Pour une justice du care : le travail invisible comme responsabilité morale et politique

12h
Local 312, Pavillon Félix-Antoine-Savard

La philosophe Joan C. Tronto a développé une éthique critique du care qui lui permet de questionner notre rapport à la dépendance, nos pratiques en matière de soins, la place et le rôle des femmes dans nos sociétés libérales contemporaines, mais également notre rapport à la démocratie et à la justice. Tronto propose en effet de concevoir la morale comme un processus par lequel les individus en viennent à se soucier des autres et à prendre en charge leurs besoins. Avec cette éthique, Tronto souhaite opérer un élargissement des exigences de la justice en faisant du travail de care une responsabilité collective, amenant ainsi à repenser la division du travail dans les sociétés libérales contemporaines pour que l’ensemble des individus prennent part aux relations de soin. Dès lors, la question de la justice quant à la division du travail au sein de la sphère domestique devient éminemment politique et ses exigences demandent à être repensées.

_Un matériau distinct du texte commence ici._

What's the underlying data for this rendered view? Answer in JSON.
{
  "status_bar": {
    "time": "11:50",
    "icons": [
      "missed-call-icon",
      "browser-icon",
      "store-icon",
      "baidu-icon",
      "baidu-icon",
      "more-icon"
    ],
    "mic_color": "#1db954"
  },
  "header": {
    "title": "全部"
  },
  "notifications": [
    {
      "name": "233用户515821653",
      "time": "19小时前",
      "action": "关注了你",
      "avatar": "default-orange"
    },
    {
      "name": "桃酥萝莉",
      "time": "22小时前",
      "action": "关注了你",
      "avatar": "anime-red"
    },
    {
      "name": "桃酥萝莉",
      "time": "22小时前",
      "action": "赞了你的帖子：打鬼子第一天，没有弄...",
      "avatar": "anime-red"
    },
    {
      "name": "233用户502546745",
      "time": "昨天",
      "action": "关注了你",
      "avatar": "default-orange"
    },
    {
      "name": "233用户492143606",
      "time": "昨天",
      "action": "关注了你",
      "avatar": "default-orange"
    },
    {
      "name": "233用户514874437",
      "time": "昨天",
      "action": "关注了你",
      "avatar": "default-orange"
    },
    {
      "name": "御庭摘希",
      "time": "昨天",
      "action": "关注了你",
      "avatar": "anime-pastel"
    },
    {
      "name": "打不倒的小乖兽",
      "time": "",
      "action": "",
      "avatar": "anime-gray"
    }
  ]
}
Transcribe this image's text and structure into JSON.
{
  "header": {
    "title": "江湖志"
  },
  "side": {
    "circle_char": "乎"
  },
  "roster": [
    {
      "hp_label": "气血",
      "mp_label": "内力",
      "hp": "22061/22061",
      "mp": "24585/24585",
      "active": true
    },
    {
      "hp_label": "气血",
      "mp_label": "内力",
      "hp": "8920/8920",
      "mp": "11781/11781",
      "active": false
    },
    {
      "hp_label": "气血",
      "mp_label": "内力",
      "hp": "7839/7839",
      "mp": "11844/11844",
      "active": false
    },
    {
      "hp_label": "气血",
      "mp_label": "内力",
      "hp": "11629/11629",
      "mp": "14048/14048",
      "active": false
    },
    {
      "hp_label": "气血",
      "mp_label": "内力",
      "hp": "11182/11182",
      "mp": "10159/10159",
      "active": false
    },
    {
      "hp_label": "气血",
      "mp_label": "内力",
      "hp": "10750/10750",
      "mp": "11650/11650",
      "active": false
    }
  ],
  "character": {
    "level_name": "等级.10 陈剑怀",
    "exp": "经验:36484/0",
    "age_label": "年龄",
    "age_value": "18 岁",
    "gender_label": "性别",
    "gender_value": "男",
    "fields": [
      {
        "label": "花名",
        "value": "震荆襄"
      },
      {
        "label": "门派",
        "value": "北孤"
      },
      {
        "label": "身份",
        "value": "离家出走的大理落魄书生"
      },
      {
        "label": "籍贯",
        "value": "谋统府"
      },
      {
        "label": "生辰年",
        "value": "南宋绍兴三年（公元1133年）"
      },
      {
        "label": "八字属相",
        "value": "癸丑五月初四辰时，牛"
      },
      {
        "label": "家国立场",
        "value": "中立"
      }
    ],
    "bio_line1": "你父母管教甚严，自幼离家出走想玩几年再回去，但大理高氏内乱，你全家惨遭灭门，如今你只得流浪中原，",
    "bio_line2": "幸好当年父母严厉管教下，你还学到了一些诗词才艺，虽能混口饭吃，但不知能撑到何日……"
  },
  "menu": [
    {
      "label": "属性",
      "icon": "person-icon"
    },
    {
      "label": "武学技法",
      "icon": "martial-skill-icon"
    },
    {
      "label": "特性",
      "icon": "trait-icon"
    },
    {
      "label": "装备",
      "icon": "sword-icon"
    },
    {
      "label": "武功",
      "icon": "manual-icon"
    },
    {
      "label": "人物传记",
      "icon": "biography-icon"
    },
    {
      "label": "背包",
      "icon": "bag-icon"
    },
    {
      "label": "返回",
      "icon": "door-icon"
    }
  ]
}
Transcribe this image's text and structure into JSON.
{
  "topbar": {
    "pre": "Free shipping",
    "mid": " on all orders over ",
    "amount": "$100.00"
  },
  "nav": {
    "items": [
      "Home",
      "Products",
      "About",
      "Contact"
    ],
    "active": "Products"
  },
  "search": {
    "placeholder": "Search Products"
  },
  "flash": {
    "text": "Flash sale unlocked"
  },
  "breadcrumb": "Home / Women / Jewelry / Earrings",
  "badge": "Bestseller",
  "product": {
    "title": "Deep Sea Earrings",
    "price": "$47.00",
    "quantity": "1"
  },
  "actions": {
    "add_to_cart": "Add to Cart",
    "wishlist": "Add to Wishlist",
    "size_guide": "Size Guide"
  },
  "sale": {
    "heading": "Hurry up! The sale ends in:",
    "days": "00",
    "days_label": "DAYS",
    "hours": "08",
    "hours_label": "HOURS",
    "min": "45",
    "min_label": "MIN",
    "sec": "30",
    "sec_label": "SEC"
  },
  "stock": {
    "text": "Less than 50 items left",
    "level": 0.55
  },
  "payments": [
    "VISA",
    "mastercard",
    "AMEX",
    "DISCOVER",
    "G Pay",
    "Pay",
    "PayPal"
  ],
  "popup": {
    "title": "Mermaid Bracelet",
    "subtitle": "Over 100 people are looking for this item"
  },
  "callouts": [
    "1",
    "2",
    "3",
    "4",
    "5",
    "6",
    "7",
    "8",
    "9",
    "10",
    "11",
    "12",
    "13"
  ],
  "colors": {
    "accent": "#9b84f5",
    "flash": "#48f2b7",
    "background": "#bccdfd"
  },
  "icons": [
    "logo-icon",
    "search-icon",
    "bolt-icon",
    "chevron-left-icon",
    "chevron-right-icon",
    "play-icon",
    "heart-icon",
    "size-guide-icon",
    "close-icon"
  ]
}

La conférence aura pour objectif d’élaborer une conception de la justice à partir de l’éthique critique du care de Joan C. Tronto afin de revoir les responsabilités de chacun-e dans la sphère domestique quant à la division du travail invisible. Pour ce faire, nous proposons de nous appuyer sur le modèle social de la responsabilité développé par Iris Marion Young. Bien que ce modèle fût d’abord élaboré pour répondre à des injustices structurelles au niveau international, nous croyons que les paramètres utilisés par Young pour penser la responsabilité peuvent également s’appliquer à la sphère domestique tout en respectant le caractère relationnel, contextualiste et délibératif propre à l’éthique critique du care. Ainsi, nous montrons que la division actuelle du travail invisible correspond à une injustice structurelle et donne lieu aux quatre techniques d’évitement de la responsabilité identifiées par Young. Nous concluons en présentant les deux principaux avantages d’une telle « justice du care », soit sa capacité à s’appliquer aux différentes formes que peuvent prendre les familles ainsi que sa capacité à préserver la liberté de choix de chacun-e en raison de son caractère délibératif situé.


Cécile Gagnon est étudiante à la maitrise en philosophie à l’Université Laval. Ses travaux, financés par le Conseil de recherches en sciences humaines du Canada (CRSH) et le Fonds de recherche du Québec – Société et culture (FRQSC), portent sur les éthiques du care et les théories féministes de la justice. Cécile est également membre étudiante du GRIN (Groupe de recherche interuniversitaire sur la normativité), de l’IDEA (l’Institut d’Éthique appliquée de l’Université Laval) et du RéQEF (le Réseau québécois en études féministes). Parallèlement à ses études, elle est coordonnatrice du Comité Équité de la Société de philosophie du Québec. Elle s’implique également dans le Comité femmes en philosophie de l’Université Laval et a participé à la mise sur pied et à l’organisation du Symposium de philosophie féministe en 2018 dont la deuxième édition se tiendra à l’Université de Montréal en janvier 2020. Au printemps 2019, elle a reçu une médaille du Lieutenant-gouverneur pour la jeunesse en raison de ses nombreux engagements et de l’excellence de mon dossier académique.